ESG in Brazilian lithium mining
Brazil is well known for its low-carbon lithium production, mainly because of its energy matrix.
“Electricity in Minas Gerais comes from 99% renewable sources (solar or hydroelectric), which makes the state’s production process sustainable from the outset. Companies that announce investments in the state are connected to ESG by developing economically sustainable projects that combine social initiatives and hiring local labor, generating employment and income in the territories. Furthermore, as these companies are listed on stock exchanges in Canada, the USA and Australia, their governance models meet the highest transparency criteria,” Henrique Tavares, manager of mining, steel and metal-mechanical chains at Invest Minas, said.
SEDE noted some of the ESG measures taken by the lithium producers in Brazil:
- Sigma Lithium reuses 90% of the water used in mineral treatment, does not use chemicals, and the waste is stacked dry without the need for dams, which is why the company’s water use is even lower. In the social sphere, Sigma created the non-profit Green Lithium Institute, which will receive 500 million Brazilian Reals in funding for socio-environmental projects in the cities of Araçuaí and Itinga.
- CBL directly and indirectly plays a leading role in social works and services, promoting programs and building facilities.
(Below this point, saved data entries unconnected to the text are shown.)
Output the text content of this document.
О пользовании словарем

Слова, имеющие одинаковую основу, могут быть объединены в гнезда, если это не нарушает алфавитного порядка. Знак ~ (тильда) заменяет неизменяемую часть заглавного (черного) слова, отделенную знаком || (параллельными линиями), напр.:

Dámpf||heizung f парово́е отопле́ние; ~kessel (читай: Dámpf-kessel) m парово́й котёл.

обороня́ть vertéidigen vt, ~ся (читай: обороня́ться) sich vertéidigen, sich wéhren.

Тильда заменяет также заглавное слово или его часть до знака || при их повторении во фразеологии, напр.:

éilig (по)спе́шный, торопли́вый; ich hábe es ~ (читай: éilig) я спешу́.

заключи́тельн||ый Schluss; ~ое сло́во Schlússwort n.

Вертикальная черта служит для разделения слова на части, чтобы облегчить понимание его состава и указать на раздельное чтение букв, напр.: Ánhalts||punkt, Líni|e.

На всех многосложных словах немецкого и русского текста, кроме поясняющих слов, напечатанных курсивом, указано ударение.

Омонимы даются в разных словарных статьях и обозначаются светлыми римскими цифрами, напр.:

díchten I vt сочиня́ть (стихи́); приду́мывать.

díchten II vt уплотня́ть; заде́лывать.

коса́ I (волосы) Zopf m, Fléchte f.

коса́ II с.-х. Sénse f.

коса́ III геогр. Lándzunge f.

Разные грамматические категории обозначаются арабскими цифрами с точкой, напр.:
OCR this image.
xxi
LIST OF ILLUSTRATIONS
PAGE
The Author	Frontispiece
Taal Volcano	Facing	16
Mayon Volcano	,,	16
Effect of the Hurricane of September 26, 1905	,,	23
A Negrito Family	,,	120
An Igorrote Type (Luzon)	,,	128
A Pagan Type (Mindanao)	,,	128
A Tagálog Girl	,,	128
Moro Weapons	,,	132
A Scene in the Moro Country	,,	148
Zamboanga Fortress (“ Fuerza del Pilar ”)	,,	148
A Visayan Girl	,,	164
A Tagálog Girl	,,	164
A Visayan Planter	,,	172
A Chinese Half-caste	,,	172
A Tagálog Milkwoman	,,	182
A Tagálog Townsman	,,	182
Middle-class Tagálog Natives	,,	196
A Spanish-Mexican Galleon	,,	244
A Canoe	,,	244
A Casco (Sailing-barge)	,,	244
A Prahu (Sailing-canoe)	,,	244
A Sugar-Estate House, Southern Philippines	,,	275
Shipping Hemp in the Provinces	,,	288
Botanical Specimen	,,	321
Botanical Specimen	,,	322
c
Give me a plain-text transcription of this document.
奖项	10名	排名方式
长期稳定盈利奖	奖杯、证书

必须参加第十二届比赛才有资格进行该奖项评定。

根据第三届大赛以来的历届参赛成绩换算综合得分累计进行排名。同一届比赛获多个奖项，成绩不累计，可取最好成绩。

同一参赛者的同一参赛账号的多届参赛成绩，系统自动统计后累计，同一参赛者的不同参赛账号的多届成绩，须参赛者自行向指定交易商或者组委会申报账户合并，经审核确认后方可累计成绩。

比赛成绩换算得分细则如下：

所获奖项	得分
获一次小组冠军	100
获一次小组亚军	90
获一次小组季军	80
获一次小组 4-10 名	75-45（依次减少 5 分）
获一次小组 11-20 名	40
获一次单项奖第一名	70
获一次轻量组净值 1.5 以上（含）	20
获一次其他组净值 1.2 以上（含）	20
The actions include the construction of a school in Araçuaí, the construction of the largest public daycare center in Divisa Alegre, the intense collaboration with the São Vicente de Paulo Hospital in Araçuaí, including the donation for the establishment of a blood donor center, and the construction of a clinical outpatient clinic adjacent to the chemical plant with a doctor and nurse for daily care.
- AMG has an environmental and social sustainability policy, incorporating the principles of circular economy, energy generation, waste recovery and reprocessing, rational use of water, and reduction of CO2 emissions into its operations. In addition, the company has several social programs in the region where it operates.
Lithium scenario, forecast in Brazil
Currently, there are three operational plants, owned by Sigma Lithium, CBL and AMG, and another 25 projects in different stages, shown in the table below with data from Fastmarkets’ research team:
Fastmarkets forecasts that Brazil’s production will grow at a compound annual growth rate (CAGR) of 6% between 2025 and 2035.
Brazilian LCE production is forecast to reach 57,500 tonnes in 2025.
“We expect a steady increase in production growth until 2032, when LCE production reaches about 102,000 tonnes, and remains at this level until the end of the forecast period, in 2035,” according to Fastmarkets’ research team.
“Brazil is well endowed with lithium resources and is under-explored relative to many other regions. The ‘Lithium Valley’ initiative, aims to improve regulatory frameworks and streamline the permitting process, and Sigma Lithium has demonstrated that projects can be quickly developed in the country. Despite this, we maintain a relatively conservative attitude toward supply growth from the country, given the limited project pipeline, the convoluted fiscal regime and operational challenges in remote regions,” Fastmarkets’ research team said.